Hurst exponent estimation using natural visibility graph embedding in Fisher–Shannon plane

Abstract

In this article, two important stochastic processes, namely fractional Brownian motions (fBm) and fractional Gaussian noises (fGn) are analyzed, within a Fisher–Shannon framework. These processes are well suited for the realistic modeling of phenomena occurring across various domains in science and engineering. An unique feature that characterizes both fBm and fGn, is the Hurst parameter $H$, that measures the long/short range dependence of such stochastic processes. In this paper, we show that these processes, from which we extract the degree distribution of the associated natural visibility graph (NVG), can be located in an informational plane, defined by normalized Shannon entropy $S$ and Fisher information measure $F$, in order to estimate their Hurst exponents. The aim of this work is to map signals onto this informational plane, in which a reference backbone is built using generated fBm and fGn processes with known Hurst exponents.

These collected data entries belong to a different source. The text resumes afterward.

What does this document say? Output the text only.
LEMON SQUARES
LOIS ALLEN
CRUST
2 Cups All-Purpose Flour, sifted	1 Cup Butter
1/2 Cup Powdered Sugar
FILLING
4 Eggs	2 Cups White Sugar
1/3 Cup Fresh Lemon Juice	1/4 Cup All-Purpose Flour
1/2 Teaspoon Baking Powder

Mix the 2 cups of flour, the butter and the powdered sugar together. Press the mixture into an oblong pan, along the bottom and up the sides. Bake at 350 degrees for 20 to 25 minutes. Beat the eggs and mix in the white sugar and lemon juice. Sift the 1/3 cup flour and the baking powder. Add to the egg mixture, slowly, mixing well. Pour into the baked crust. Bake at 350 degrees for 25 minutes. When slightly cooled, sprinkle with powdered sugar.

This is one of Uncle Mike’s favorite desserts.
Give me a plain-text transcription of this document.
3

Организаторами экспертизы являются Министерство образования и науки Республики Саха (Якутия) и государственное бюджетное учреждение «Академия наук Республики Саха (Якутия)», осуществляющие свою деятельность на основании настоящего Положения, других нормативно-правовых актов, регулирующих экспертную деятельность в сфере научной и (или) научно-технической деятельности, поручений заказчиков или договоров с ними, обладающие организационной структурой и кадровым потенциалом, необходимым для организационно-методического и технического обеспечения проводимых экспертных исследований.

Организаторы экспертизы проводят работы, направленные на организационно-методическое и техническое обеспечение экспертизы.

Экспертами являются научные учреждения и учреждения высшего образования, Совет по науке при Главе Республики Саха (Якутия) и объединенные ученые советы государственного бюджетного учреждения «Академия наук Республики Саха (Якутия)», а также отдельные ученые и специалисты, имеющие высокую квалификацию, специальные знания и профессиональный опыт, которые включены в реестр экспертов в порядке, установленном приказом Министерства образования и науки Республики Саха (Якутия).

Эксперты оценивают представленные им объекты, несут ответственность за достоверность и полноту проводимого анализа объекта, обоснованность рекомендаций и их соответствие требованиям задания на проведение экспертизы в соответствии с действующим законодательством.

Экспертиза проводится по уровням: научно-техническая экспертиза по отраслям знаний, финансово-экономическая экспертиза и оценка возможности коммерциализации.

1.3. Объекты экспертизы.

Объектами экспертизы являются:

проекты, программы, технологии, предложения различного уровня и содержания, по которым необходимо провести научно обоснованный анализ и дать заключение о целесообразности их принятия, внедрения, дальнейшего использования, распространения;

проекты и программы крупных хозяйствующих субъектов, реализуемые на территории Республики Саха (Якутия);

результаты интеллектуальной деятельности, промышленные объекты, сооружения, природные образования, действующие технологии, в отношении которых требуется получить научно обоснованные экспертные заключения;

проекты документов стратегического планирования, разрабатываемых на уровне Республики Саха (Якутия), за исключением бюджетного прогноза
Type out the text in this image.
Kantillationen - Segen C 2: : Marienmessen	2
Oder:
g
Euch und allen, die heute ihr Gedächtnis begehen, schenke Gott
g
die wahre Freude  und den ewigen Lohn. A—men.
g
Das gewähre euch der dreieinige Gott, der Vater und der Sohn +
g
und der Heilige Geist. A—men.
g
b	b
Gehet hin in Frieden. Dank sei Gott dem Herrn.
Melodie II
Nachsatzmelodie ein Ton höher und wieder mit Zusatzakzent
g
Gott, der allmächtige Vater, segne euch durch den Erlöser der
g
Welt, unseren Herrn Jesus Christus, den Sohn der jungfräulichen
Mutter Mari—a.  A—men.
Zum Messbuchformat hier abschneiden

To show the effectiveness of the developed graphical estimator, some real-world data are analyzed, and it found that the $H$ estimated by our method are quite comparable to those obtained from four well-known estimators of the literature. Besides, estimation of $H$ parameter is very fast and requires a reduced number of samples of the input signal. Using the constructed reference backbone in the Fisher–Shannon plane, the associated $H$ exponent can be easily estimated by a simple orthogonal projection of the point $(S,F)$ extracted from the truncated degree distribution of the considered signal NVG representation.